母亲被他的眼神看得浑身发毛,鬼使神差地往前走了两步。
下一刻,她双腿一软,重重地瘫倒在地上,喉咙里发出“赫赫”的干瘪哭声。
“这……这是……莺莺?!”
她像是不敢相信自己的眼睛,手脚并用地往前爬了两步。
颤抖着伸出手,想要去摸我的脸,却在半空中生生停住。
我生前最是个爱干净的性子,衣服上沾了一点灰尘都要换掉。
可如今,我浑身都是脏污和血迹,头发凌乱地散开,太阳穴上那个被火盆尖角戳出来的血洞,已经发黑干瘪。
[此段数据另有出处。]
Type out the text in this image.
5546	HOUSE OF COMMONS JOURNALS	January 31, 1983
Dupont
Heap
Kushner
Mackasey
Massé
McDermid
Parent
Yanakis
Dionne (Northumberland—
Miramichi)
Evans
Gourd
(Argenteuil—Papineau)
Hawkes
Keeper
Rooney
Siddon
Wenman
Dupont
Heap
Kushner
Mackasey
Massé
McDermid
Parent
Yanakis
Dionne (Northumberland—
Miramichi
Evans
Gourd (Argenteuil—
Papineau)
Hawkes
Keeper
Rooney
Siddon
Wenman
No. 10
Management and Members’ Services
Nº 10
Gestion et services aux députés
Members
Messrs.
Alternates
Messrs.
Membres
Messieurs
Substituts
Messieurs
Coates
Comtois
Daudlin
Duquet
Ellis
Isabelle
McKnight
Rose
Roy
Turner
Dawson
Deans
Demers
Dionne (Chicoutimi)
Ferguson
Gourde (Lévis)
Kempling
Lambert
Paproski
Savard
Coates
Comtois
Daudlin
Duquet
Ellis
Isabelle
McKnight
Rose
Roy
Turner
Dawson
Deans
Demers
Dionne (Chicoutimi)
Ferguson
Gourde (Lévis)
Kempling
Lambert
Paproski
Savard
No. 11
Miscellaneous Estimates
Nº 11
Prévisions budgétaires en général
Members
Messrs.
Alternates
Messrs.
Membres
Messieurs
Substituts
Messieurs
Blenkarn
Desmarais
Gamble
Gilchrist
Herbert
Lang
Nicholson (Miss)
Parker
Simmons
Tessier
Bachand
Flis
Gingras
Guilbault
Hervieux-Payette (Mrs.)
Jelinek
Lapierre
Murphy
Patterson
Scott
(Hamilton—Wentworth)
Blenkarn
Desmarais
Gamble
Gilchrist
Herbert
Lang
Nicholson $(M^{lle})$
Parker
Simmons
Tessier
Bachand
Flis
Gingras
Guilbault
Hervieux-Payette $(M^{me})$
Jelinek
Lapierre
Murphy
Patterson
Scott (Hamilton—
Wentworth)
母亲的嘴唇剧烈地颤抖着,声音轻得仿佛怕惊扰了一场美梦。
“莺莺……娘来接你回家了。”
“你不是最爱吃娘做的桂花糕吗?娘再给你做,做很多很多,好不好?”
“你起来……娘不罚你了,娘以后再也不罚你了,好不好?”
她突然爆发出凄厉的哭喊声,疯了一般地冲着周围的下人尖叫:
“大夫!快去叫大夫啊!快去啊!”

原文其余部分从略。